Ah yes, that £1.25 million outstanding from the failed placing in October, at 1.5p. Discounting that from the total equity is enough to bring up the 30% mark. Is that why it is there, even though that missing £1.25 million is held on the balance sheet as a current asset?
So to borrow Cynical Bears analysis, here is what we are asked to believe:
Para: how much do you need
MSG: £1.5 million to keep the lights on
Para: ok fine, but what about the issue price – we don’t want to go over 30%
MSG: ah yes. 0.29p should do it – provided we eventually get that outstanding placement money in
Para: Right then, 0.29p it is
Of course, £1.5 million is not enough to keep the wolf from the door: interims to March showed that it had net current assets of MINUS £124,305 even assuming that the £1,25 million from the failed placing was good money. It would seem that another placing is round the corner, them.

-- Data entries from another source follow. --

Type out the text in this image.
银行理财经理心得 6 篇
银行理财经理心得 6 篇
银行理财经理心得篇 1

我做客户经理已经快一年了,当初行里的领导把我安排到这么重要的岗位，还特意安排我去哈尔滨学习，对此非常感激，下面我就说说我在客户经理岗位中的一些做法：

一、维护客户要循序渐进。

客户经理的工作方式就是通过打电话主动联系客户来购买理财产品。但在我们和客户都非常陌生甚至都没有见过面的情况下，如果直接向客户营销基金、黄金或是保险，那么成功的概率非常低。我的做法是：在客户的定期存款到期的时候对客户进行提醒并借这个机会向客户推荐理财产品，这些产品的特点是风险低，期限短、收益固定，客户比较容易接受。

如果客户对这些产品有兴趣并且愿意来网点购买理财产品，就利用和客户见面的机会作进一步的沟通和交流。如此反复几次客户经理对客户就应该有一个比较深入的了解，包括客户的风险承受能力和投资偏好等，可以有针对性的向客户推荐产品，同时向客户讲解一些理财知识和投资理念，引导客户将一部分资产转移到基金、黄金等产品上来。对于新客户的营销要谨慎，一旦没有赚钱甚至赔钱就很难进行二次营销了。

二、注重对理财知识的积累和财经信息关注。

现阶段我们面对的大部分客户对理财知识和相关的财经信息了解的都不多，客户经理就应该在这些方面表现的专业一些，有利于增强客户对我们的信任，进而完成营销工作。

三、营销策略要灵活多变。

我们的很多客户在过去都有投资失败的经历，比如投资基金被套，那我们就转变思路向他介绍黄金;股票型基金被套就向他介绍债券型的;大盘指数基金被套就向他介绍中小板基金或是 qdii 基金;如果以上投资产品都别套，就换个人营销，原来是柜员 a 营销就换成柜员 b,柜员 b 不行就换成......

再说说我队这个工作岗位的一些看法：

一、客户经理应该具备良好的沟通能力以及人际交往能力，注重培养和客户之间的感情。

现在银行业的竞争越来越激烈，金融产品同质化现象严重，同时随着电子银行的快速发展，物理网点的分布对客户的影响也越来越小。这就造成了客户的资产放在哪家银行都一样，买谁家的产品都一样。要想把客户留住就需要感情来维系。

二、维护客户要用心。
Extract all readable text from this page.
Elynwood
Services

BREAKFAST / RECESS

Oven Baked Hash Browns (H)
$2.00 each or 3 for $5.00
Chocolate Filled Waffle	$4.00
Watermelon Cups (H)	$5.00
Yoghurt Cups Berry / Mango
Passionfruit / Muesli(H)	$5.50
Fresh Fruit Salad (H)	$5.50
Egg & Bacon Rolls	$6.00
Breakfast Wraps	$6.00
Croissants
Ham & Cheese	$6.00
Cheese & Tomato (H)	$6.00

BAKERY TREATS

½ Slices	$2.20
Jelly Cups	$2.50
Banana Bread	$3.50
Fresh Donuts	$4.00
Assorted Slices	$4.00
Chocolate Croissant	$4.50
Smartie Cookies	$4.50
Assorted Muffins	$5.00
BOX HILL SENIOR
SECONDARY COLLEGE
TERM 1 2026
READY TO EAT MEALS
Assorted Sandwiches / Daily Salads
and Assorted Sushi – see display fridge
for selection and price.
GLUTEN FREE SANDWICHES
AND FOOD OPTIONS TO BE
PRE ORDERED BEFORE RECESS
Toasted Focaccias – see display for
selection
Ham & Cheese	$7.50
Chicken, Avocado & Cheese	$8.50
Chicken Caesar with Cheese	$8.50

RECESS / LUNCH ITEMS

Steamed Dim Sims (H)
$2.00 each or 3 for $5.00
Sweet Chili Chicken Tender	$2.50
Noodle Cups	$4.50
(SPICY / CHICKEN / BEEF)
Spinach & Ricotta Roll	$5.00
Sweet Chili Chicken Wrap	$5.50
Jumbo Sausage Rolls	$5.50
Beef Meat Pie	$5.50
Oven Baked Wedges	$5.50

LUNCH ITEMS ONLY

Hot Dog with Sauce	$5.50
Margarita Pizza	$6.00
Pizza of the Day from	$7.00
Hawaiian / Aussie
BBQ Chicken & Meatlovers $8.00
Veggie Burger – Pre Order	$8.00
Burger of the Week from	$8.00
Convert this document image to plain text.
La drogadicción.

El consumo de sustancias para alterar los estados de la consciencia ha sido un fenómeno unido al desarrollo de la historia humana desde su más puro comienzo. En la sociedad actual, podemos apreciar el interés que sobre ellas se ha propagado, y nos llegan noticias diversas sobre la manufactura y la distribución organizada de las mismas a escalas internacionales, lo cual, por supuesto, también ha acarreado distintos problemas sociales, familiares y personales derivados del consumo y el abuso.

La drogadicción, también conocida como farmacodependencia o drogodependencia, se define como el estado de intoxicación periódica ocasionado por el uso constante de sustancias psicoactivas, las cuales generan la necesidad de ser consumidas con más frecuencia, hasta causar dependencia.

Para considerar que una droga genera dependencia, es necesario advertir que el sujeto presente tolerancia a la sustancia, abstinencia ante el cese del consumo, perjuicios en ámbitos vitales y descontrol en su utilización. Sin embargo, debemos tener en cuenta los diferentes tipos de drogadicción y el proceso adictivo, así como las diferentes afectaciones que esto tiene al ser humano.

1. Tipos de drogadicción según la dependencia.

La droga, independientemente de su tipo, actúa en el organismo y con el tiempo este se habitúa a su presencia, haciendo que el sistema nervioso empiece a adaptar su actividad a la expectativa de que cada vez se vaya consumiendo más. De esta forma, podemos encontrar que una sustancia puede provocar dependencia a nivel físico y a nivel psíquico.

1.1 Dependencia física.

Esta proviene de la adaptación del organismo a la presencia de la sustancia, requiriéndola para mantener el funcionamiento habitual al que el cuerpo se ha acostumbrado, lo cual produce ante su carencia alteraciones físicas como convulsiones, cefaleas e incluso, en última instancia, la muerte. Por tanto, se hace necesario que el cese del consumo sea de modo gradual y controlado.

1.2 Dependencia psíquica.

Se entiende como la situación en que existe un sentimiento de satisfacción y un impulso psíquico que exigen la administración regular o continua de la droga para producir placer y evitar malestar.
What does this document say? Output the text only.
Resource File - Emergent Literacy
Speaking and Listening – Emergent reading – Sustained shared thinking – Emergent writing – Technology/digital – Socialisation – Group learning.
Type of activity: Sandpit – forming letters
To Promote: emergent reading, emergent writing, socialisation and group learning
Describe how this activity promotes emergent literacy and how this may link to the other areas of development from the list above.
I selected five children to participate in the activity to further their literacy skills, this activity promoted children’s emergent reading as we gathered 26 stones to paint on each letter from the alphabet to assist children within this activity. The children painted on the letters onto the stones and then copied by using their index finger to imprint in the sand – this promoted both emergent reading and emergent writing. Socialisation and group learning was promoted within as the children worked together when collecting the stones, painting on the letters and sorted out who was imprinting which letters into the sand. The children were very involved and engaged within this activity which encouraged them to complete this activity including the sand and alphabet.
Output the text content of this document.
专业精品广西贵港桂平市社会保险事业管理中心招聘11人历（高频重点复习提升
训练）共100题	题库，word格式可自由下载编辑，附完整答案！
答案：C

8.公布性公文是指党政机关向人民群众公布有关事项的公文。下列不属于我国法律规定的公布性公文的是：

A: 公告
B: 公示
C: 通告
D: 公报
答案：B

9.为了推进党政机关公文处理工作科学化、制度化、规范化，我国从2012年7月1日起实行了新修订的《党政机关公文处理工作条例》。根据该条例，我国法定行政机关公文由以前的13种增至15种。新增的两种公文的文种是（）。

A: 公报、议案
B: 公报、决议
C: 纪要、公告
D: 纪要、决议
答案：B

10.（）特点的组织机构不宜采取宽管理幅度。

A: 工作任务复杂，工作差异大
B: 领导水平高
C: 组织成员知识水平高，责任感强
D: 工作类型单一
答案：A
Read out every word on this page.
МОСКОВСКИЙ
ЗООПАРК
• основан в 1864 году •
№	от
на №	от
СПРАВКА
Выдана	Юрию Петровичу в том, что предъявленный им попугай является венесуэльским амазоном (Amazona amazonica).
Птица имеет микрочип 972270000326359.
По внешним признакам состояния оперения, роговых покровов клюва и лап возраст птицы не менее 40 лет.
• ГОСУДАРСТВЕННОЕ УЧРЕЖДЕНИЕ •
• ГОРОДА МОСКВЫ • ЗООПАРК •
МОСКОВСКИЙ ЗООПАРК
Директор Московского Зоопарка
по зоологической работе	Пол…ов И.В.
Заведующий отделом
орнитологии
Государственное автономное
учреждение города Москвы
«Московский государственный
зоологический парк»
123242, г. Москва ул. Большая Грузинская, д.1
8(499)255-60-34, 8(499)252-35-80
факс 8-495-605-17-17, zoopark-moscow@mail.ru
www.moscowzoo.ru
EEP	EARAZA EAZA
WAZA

So why has Para paid all this money at 0.29p per share instead of, say, 0.1p? Surely the Nomad and company could have gone to the Takeover Panel and got a whitewash?
It seems like madness to me, or is there something the market has not been told?
I have no idea, beyond the fact that the market price for the shares is now only 0.15p bid. On that basis, the market seems as confused as I am.
And on that basis, I wouldn’t get involved.